A peer of mine showed me earlier today this problem, taken from a 7th grade math contest :
Let $A=\{1,2,3,\ldots,n\}$; (where $n \geq 5$) prove that $A$ can be divided into two disjoint subsets such that the sum of the elements in the first subset is equal to the product of the elements in the second subset.
This has been puzzling me for 15 minutes already, but I'm sure there's a simple, straight-forward way to do it since it's a 7th grade problem, albeit I can't see it.

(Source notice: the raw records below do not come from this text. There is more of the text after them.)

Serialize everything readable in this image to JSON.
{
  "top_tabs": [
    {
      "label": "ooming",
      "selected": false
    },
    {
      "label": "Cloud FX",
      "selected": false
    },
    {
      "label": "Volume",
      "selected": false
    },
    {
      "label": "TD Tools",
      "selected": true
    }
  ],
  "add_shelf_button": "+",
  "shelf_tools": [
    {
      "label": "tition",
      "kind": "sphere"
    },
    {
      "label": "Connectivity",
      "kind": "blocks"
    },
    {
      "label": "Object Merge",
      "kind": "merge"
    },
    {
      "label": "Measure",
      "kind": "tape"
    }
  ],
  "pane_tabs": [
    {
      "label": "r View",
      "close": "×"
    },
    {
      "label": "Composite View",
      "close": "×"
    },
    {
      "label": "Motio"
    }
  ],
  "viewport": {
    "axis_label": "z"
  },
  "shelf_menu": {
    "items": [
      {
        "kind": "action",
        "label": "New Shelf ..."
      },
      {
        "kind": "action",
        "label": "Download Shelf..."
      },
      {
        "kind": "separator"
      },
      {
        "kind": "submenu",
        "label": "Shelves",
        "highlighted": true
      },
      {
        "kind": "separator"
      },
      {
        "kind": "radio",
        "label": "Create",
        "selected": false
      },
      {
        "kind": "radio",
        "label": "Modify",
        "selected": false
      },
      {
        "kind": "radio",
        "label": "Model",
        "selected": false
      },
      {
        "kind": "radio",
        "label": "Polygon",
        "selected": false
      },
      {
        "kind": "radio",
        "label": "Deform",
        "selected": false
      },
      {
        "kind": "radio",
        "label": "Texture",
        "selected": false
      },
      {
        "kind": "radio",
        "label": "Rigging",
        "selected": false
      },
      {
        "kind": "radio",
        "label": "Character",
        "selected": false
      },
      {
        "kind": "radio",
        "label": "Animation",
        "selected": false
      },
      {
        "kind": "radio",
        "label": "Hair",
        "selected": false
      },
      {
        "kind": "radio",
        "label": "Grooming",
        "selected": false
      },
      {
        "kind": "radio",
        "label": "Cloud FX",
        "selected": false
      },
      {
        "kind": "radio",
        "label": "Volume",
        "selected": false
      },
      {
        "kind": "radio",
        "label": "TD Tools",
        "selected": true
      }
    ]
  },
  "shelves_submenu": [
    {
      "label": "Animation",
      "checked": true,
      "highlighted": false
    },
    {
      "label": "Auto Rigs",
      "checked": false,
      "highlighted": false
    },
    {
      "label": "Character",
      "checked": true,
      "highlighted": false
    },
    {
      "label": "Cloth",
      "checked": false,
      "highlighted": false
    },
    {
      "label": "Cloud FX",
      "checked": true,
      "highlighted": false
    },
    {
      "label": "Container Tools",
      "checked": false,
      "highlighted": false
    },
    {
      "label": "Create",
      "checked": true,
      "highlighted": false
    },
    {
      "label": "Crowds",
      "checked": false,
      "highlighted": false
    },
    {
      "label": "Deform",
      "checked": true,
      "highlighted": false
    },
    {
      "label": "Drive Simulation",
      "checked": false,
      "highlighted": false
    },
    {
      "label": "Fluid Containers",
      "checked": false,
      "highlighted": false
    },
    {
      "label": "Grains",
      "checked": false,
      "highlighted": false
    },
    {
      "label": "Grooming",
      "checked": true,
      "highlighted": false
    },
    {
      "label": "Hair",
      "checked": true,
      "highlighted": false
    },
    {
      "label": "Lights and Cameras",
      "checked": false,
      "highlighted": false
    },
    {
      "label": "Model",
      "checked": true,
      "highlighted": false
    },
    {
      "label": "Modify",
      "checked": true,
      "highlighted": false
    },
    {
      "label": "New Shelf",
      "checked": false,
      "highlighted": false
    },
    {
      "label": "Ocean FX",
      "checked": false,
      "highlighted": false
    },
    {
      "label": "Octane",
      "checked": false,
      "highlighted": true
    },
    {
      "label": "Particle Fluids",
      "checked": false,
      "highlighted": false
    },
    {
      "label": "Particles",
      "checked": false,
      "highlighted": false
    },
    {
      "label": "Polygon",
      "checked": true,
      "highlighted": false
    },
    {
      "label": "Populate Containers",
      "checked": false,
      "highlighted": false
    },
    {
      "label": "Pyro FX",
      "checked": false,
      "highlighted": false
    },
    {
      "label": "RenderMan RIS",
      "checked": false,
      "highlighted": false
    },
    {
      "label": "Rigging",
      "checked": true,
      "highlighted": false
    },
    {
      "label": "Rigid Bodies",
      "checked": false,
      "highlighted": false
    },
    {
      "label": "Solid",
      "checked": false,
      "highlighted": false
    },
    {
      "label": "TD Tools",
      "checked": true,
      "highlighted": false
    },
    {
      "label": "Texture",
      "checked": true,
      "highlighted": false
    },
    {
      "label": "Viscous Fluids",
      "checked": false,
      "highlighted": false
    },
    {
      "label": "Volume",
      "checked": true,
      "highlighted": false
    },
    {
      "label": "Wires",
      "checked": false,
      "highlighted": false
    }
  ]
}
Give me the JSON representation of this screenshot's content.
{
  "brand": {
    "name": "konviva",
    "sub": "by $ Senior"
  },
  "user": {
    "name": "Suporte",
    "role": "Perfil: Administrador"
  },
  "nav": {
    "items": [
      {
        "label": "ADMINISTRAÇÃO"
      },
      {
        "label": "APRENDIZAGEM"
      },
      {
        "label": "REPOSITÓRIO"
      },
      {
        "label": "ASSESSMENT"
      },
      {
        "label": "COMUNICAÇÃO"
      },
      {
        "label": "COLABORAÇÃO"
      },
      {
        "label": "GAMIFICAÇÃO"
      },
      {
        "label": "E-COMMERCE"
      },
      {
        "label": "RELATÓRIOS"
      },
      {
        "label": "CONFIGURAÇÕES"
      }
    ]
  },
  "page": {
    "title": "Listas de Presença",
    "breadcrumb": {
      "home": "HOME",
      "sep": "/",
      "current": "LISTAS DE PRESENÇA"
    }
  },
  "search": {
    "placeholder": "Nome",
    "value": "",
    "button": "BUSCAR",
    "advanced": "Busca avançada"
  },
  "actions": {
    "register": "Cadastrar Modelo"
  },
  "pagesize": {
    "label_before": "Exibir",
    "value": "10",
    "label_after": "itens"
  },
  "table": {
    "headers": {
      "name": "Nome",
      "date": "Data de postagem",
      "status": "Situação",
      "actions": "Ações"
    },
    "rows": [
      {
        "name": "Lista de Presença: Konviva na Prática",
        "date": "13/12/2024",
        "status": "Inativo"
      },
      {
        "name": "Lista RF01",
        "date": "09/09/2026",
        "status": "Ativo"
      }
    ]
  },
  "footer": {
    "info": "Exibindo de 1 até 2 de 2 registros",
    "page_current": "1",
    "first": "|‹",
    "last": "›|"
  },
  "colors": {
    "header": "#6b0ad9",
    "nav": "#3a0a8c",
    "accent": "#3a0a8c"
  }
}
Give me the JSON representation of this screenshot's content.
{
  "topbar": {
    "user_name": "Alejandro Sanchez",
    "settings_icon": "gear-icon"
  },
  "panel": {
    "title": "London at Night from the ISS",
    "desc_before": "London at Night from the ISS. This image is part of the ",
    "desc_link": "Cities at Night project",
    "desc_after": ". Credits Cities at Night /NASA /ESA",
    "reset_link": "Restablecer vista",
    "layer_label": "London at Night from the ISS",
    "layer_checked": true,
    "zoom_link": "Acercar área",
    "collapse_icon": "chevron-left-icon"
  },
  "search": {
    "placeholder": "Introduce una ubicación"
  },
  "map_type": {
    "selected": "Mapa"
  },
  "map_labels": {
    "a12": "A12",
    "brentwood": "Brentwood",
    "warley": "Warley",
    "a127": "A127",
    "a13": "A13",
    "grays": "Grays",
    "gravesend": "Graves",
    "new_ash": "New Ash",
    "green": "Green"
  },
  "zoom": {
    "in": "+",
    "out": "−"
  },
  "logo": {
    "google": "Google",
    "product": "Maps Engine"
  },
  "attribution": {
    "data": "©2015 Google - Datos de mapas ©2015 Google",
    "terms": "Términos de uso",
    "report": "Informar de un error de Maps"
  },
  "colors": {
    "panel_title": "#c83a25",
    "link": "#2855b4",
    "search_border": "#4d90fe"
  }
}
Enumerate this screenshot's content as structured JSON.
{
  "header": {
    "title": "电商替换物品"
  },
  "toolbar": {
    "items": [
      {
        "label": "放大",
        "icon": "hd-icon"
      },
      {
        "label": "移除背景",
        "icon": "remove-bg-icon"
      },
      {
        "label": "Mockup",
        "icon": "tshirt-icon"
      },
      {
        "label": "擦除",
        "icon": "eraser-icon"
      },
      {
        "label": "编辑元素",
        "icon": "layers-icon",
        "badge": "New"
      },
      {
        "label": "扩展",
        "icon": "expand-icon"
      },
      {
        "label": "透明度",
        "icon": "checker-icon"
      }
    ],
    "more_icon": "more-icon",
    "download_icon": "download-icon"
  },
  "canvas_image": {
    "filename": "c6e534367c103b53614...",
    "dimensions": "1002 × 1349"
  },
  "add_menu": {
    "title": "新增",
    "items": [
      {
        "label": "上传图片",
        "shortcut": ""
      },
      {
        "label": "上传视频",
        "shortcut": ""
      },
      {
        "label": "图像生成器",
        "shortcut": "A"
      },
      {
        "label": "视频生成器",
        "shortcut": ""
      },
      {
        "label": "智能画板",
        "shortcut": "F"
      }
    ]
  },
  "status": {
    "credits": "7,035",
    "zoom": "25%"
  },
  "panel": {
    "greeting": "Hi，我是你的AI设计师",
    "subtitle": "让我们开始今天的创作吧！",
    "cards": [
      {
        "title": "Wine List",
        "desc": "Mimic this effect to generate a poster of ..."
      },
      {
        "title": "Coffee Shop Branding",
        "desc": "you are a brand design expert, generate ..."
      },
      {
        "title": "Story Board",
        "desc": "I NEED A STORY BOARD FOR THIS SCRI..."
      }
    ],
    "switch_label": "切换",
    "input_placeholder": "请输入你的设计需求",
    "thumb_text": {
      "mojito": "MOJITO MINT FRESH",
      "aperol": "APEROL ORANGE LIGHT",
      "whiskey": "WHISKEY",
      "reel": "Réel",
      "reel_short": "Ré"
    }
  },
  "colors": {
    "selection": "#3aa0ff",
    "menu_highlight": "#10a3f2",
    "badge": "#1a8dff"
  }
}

Can anyone shed some wisdom here ?
Best Answer
Going by the assumption that for an odd $n$ the product of $1, (n-1), (n-a)$ is equal to the sum of the rest of the numbers, we have $$ 1(n-1)(n-a) = \frac{n(n+1)}{2} - 1 -(n-1) - (n-a) $$
solving this gives $a=\frac{n+1}{2}$
Now for odd $n \ge 5$, we have
$$n-a = \frac{n-1}{2} \ge 2$$ Therefore the numbers $1, n-1, n-a$ are distinct.
A similar assumption for even $n$ with $1, n, (n-a)$ gives $$ 1*n(n-a) = \frac{n(n+1)}{2} - 1 -n - (n-a) $$ and the solution is $a=\frac{n+2}{2}$
And for even $n \ge 6$ we have $$n-a = \frac{n-2}{2} \ge 2$$ And therefore the numbers $1, n, n-a$ are distinct.